An expansive knowledge of tort law, contract law, evidence, and civil procedure, along with an understanding of jury verdicts and settlements are all necessary to properly evaluate, negotiate, settle, and if necessary, litigate your claim to a resolution. In addition to providing you with legal representation, the services of an attorney can help alleviate the stress associated with trying to handle your own claim. My goal is to ensure that you receive a fair settlement after my fee and all of your bills and expenses are paid.
Is hiring a lawyer expensive?
In personal injury cases, most attorneys, including myself, will handle your case on a contingency fee basis. This means you are not required to pay any money up front for my services. Instead, I get paid when your case is settled or, if there is a trial, when a verdict is reached. My fees are competitive and are based on a percentage of the recovery I obtain for you. This type of fee system allows everyone the opportunity to retain quality legal counsel regardless of their financial resources. For more information on the rates I charge, please call me.

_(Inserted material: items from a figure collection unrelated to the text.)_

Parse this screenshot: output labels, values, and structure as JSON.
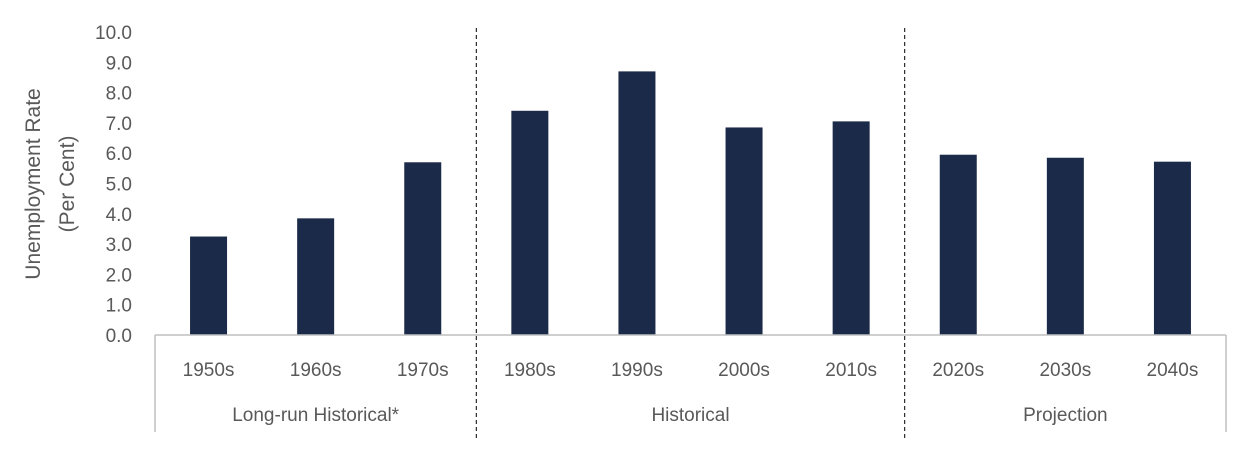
{
  "chart_data": {
    "type": "bar",
    "ylabel_lines": [
      "Unemployment Rate",
      "(Per Cent)"
    ],
    "ylim": [
      0,
      10
    ],
    "ytick_step": 1,
    "yticks": [
      "0.0",
      "1.0",
      "2.0",
      "3.0",
      "4.0",
      "5.0",
      "6.0",
      "7.0",
      "8.0",
      "9.0",
      "10.0"
    ],
    "categories": [
      "1950s",
      "1960s",
      "1970s",
      "1980s",
      "1990s",
      "2000s",
      "2010s",
      "2020s",
      "2030s",
      "2040s"
    ],
    "values": [
      3.25,
      3.85,
      5.7,
      7.4,
      8.7,
      6.85,
      7.05,
      5.95,
      5.85,
      5.72
    ],
    "groups": [
      {
        "label": "Long-run Historical*",
        "categories": [
          "1950s",
          "1960s",
          "1970s"
        ]
      },
      {
        "label": "Historical",
        "categories": [
          "1980s",
          "1990s",
          "2000s",
          "2010s"
        ]
      },
      {
        "label": "Projection",
        "categories": [
          "2020s",
          "2030s",
          "2040s"
        ]
      }
    ],
    "bar_color": "#1b2a49",
    "grid": false,
    "legend": "none"
  }
}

How long will it take to resolve my case?
Your claim for damages will not be paid until you sign a liability Release. It is essential that you do not sign any type of Release until both you and your health care providers are convinced that your injuries have healed. Once that happens, the settlement process can take from several weeks to several months, occasionally longer if a lawsuit is necessary.
Will I have to go to court?
Very few cases end up going to trial. Most settle during negotiations. On the other hand, it may be necessary to file a lawsuit in order to convince the insurance company that you won’t settle for less than a fair amount. Even when fi ling a lawsuit is deemed appropriate, most cases settle before trial. An attorney will also evaluate whether arbitration or mediation are appropriate alternatives for resolving your claim.
What if the other driver did not get a ticket?
Don’t worry if the other driver did not get a ticket. This is not relevant to your claim against him/her. The issue is what the other driver did wrong, not whether he or she received a ticket.
What if the other driver has no insurance?
If it turns out that the other driver does not have insurance, don’t panic. As long as you have your own auto insurance, your uninsured motorist coverage will protect you. Uninsured motorist coverage contractually mandates that your own insurance company pay you the compensation you are entitled to recover from the liable driver if he or she does not have insurance. Using your own coverage will have no effect on the premium you pay and will not harm your relationship with your insurance company.
What if I had a preexisting medical condition?
Nebraska law protects accident victims who have preexisting medical conditions. The insurance company cannot discount the value of your claim if you have a preexisting medical condition that was not causing you any problem until after the accident occurred, or if your symptoms are worse because of a preexisting medical condition.